The Press Complaints Commission has censured 10 news groups for providing too much detail in reports about a man who killed himself with a chainsaw.
Coverage in the Daily Mirror, Telegraph.co.uk, Metro.co.uk, Independent.co.uk and Thelondonpaper.com were considered to be a “clear breach” of the Editors’ Code of Practice on reporting suicide.
Reports in The Sun, Daily Star, Dailyrecord.co.uk, Mail Online and Crawleyobserver.co.uk were also found to have included too much detail about how 50-year-old David Phyall took his life at his home in Hampshire in 2007.
Press Gazette revealed last month that a number of national newspapers were being investigated by the PCC over the reports into the Phyall’s inquest, published last November.
Clause five of the Editors’ Code states: “When reporting suicide, care should be taken to avoid excessive detail about the method used.”
A number of the reports investigated by the PCC were found to have included “excessive detail” about the method used by Phyall to kill himself.
“The newspapers in question had gone further than a simple reference to the fact that the man had used a chainsaw to kill himself,” the Commission said.
“In particular, they had described the manner in which the chainsaw had been activated and positioned.”
The Mirror argued that the method of suicide used was “exceptional” and reporting it was in the public interest. It did not consider that the story could prompt copycat suicides.

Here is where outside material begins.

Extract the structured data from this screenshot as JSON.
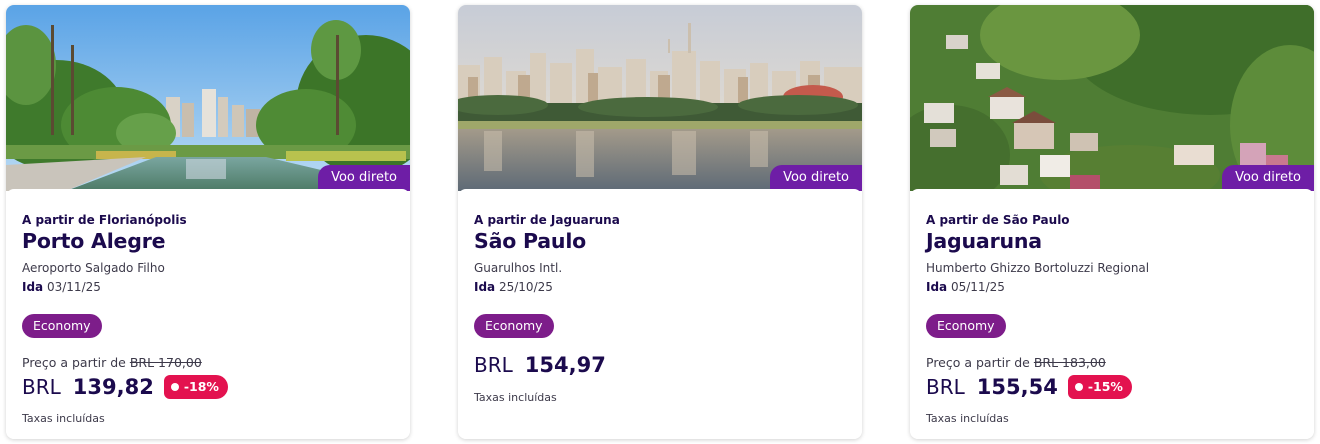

The Telegraph also said that there was a difficult balance to be drawn between the public interest in the free reporting of court proceedings and the need to avoid excessive information.
And the Daily Mail said online publishing was “a 24-hour job, relying on sometimes inexperienced journalists working under tight time pressures” and said the complaint “made clear the need for improved supervision”.
The Crawley Observer said it had taken the article from the Press Association newswire and published it unamended.
PA told the Commission that it had quickly realised that the content of its copy was too explicit, and then issued a second version of the story.
The PCC ruled: “Particularly in inquest reports – many of which will be provided by external agencies – care needs to be taken in the editing process to remove excessive detail.
“Clause five of the code enshrines the right to report inquest but this does not mean that publishing every detail will always be acceptable.”
Two newspapers investigated by the PCC escaped censure. The Guardian ran a brief news item but said it had taken a decision not to run a longer piece online.
Morning free newspaper Metro was also found to have removed excessive detail and stayed “on just the right side of the linee”.
PCC director Tim Toulmin told a Polis debate at the London School of Economics last month that the Commission was preparing to send a briefing note to journalists with further details on ‘best practice’on reporting suicide.
The issue has been the subject of much controversy following the press coverage of a spate of suicides in and around the Welsh town of Bridgend last year.
The PCC is also conducting its annual review of the Editors’ Code of Practice. It is inviting suggestions from the public and the industry until the end of January on potential revisions and how the system of press self-regulation can be improved.